Président, c’est aussi un militaire qui parle. Pendant sa guerre de Résistance, il a dû se battre pour être reconnu du grand allié américain. Un peu plus tard, face aux USA, il affirmera : « Il est intolérable à un grand État que son destin soit laissé aux décisions et à l’action d’un autre État quelque amical qu’il puisse être. »

La force de frappe atomique française, clé de voûte du système de défense, combattue du vivant du général de Gaulle, populaire dans l’opinion, sera développée par tous ses successeurs.
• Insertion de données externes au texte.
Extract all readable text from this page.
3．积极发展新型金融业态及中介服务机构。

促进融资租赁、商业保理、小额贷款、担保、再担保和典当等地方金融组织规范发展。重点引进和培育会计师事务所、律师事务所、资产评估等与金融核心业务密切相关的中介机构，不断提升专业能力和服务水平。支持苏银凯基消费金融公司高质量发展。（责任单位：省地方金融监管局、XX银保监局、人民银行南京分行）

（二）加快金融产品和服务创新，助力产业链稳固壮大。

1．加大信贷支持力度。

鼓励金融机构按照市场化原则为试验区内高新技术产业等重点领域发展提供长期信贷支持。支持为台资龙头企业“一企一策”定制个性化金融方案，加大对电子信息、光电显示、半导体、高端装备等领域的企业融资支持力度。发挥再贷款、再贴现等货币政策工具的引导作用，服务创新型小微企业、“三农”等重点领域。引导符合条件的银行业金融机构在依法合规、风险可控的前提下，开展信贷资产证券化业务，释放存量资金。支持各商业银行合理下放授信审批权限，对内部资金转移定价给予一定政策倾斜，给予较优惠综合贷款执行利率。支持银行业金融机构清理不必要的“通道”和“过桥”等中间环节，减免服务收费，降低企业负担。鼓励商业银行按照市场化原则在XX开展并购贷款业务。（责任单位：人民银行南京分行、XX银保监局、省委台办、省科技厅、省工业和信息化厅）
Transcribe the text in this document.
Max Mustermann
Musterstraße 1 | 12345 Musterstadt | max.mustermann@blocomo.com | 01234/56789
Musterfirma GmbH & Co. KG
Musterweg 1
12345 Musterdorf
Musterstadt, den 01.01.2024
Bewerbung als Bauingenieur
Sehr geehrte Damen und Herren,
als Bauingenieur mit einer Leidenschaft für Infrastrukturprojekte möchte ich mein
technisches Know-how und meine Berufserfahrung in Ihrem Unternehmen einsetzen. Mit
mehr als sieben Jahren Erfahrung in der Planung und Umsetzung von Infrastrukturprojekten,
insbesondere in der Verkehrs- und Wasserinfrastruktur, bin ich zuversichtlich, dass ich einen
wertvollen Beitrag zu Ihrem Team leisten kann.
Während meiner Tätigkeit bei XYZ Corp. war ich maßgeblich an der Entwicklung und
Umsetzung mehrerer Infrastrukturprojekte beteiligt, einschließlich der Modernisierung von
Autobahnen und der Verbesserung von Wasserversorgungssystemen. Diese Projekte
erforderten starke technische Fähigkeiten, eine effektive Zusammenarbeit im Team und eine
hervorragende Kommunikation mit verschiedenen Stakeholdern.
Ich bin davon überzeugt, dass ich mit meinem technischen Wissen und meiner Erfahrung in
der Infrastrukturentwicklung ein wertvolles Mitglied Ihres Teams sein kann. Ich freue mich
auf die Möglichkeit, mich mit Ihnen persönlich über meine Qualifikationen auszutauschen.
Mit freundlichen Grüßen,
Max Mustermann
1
Au XXIe siècle, hors tout contexte de guerre froide, la force de dissuasion nationale n’est pas vraiment remise en question.

« L’armée française, que deviendrait-elle, sinon un ramas anarchique et dérisoire de féodalités militaires, s’il arrivait que des éléments mettent des conditions à leur loyalisme ? […] Aucun soldat ne doit, sous peine de faute grave, s’associer à aucun moment, même passivement, à l’insurrection. »2990

Charles de GAULLE (1890-1970), Allocution radiotélévisée du président, 29 janvier 1960. De Gaulle : le souverain, 1959-1970 (1986), Jean Lacouture

Guerre d’Algérie. Le général, en tenue de général, en appelle à la discipline des soldats et sauve la situation par ce discours. Selon Raymond Aron (Preuves, mars 1960) : « Durant ces cinq jours, rien n’existait plus, ni le régime, ni la Constitution, ni moins encore le gouvernement, hésitant et divisé : il ne restait plus rien qu’un homme, et un homme seul. » La semaine des Barricades aura des suites importantes : gouvernement remanié, affaires algériennes prises encore plus directement en main par l’Élysée.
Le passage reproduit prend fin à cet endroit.